4. Model-model Penelitian Tindakan
Kelas
Ada beberapa model PTK yang
sampai saat ini sering digunakan di dalam dunia pendidikan, di antaranya: (1)
Model Kurt Lewin, (2) Model Kemmis dan Mc Taggart, (3) Model John Elliot, dan
(4) Model Dave Ebbutt.
- Model Kurt Lewin; di depan sudah disebutnya bahwa PTK pertama kali diperkenalkan oleh Kurt Lewin pada tahun 1946. konsep inti PTK yang diperkenalkan oleh Kurt Lewin ialah bahwa dalam satu siklus terdiri dari empat langkah, yaitu: (1) Perencanaan ( planning), (2) aksi atau tindakan (acting), (3) Observasi (observing), dan (4) refleksi (reflecting) (Lewin, 1990). Sementara itu, empat langkah dalam satu siklus yang dikemukakan oleh Kurt Lewin tersebut oleh Ernest T. Stringer dielaborasi lagi menjadi: (1) Perencanaan (planning), (2) Pelaksanaan (implementing), dan (3) Penilaian (evaluating) (Ernest, 1996).

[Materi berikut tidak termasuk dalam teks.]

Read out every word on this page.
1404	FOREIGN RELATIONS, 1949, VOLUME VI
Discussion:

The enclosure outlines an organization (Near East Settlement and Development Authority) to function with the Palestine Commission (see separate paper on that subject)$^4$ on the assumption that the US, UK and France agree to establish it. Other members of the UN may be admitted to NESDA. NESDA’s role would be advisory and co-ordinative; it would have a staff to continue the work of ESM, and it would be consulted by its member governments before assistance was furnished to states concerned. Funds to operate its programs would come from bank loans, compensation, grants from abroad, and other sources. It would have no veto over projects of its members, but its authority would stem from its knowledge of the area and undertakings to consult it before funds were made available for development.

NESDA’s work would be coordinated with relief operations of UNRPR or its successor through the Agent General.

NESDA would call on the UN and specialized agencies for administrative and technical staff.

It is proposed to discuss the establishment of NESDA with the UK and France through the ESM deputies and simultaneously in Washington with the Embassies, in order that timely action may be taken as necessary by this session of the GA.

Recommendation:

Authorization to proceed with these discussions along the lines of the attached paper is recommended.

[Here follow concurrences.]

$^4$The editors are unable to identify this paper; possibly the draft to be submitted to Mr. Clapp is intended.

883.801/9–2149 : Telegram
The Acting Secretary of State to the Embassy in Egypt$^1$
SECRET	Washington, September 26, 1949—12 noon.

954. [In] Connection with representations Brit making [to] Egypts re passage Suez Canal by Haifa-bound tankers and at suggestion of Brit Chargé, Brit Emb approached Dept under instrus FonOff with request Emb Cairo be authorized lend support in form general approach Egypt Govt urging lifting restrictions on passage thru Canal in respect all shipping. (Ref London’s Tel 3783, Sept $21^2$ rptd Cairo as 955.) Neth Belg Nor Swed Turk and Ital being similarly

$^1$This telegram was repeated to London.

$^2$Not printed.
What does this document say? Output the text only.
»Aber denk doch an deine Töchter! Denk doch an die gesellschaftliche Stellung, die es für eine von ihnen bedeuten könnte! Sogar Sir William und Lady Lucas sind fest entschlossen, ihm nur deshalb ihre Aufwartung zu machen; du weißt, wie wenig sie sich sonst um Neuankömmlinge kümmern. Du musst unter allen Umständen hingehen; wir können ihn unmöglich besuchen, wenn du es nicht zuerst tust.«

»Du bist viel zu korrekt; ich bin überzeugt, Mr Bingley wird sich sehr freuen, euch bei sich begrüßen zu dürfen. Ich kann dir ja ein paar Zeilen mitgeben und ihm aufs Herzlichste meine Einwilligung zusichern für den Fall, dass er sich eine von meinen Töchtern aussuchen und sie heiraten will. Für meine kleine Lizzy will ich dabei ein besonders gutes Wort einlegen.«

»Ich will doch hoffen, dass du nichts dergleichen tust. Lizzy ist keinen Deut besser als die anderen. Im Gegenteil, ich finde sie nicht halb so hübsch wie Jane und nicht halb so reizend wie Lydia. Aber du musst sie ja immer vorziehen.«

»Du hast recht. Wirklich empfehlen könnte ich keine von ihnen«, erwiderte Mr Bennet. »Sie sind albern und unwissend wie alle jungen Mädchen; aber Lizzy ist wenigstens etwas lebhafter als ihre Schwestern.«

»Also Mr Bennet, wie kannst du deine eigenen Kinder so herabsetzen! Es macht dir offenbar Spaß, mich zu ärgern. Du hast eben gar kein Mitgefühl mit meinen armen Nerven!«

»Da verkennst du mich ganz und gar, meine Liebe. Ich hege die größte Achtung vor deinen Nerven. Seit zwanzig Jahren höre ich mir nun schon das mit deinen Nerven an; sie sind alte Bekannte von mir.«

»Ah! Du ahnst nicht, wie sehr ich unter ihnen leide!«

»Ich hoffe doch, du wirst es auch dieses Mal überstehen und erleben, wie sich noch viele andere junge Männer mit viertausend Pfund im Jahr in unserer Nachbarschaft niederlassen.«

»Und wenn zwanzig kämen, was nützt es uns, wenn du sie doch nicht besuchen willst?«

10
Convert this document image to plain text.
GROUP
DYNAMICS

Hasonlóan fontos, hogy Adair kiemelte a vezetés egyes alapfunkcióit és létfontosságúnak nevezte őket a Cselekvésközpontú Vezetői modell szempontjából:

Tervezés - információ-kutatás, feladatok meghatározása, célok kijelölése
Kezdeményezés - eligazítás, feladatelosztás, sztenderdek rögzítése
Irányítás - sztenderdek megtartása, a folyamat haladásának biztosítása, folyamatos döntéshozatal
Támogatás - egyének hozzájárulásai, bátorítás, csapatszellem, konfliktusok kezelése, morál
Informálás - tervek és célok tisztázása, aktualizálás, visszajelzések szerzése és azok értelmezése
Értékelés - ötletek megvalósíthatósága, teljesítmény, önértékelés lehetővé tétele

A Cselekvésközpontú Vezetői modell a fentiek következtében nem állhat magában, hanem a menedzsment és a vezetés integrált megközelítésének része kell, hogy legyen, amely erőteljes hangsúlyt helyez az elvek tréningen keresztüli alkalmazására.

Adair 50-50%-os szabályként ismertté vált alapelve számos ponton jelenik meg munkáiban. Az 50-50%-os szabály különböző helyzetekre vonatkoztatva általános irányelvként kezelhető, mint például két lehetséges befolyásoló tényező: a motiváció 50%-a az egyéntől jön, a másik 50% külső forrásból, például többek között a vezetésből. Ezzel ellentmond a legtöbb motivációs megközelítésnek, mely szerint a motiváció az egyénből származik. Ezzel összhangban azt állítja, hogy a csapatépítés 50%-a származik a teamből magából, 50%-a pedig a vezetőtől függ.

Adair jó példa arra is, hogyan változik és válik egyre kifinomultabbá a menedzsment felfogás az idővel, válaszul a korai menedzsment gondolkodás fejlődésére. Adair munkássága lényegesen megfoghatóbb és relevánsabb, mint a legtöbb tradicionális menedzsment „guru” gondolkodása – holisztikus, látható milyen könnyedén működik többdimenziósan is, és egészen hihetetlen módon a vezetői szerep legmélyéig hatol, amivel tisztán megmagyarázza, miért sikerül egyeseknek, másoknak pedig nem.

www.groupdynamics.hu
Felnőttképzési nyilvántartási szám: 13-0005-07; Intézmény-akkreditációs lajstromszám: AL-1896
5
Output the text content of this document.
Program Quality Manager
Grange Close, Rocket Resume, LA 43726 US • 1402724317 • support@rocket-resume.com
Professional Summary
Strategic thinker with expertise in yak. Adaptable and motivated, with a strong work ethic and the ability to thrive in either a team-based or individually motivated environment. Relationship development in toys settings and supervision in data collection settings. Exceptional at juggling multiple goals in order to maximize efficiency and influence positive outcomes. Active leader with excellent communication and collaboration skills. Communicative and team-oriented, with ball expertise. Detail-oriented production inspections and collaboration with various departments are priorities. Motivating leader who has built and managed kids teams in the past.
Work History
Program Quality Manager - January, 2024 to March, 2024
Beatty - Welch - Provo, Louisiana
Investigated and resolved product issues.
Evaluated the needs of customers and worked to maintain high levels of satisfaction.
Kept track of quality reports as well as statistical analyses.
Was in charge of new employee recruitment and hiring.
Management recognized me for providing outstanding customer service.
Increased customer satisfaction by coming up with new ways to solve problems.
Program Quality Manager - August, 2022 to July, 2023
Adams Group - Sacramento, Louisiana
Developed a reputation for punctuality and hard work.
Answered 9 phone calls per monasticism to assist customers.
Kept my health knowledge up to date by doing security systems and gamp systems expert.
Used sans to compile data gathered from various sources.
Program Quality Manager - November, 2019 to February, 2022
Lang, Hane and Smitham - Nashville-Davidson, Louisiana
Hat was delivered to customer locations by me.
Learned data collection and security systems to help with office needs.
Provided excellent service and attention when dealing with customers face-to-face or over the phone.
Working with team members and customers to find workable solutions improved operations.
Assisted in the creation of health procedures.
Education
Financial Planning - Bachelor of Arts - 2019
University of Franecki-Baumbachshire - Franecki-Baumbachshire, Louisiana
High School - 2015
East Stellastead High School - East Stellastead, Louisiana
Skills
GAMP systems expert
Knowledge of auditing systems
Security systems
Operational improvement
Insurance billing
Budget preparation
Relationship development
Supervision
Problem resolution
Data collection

- Model John Elliot; apabila dibandingkan dua model yang sudah diutarakan di atas, yaitu Model Kurt Lewin dan Kemmis-McTaggart, PTK Model John Elliot ini tampak lebih detail dan rinci. Dikatakan demikian, oleh karena di dalam setiap siklus dimungkinkan terdiri dari beberapa aksi yaitu antara 3-5 aksi (tindakan). Sementara itu, setiap aksi kemungkinan terdiri dari beberapa langkah, yang terealisasi dalam bentuk kegiatan belajar-mengajar. Maksud disusunnya secara terinci pada PTK Model John Elliot ini, supaya terdapat kelancaran yang lebih tinggi antara taraf-taraf di dalam pelaksanan aksi atau proses belajar-mengajar. Selanjutnya, dijelaskan pula olehnya bahwa terincinya setiap aksi atau tindakan sehingga menjadi beberapa langkah oleh karena suatu pelajaran terdiri dari beberapa subpokok bahasan atau materi pelajaran. Di dalam kenyataan praktik di lapangan setiap pokok bahasan biasanya tidak akan dapat diselesaikan dalam satu langkah, tetapi akan diselesaikan dalam beberapa rupa itulah yang menyebabkan John Elliot menyusun model PTK yang berbeda secara skematis dengan kedua model sebelumnya, yaitu seperti dikemukakan berikut ini.
5. SIKLUS PELAKSANAAN PTK
Gambar 5: Riset Aksi Model John
Elliot
6. Pelaksanaan Penelitian Tindakan
Kelas
Banyak model PTK yang dapat diadopsi
dan diimplementasikan di dunia pendidikan. Namun secara singkat, pada dasarnya PTK
terdiri dari 4 (empat) tahapan dasar yang saling terkait dan
berkesinambungan: (1) perencanaan (planning), (2) pelaksanaan (acting), (3)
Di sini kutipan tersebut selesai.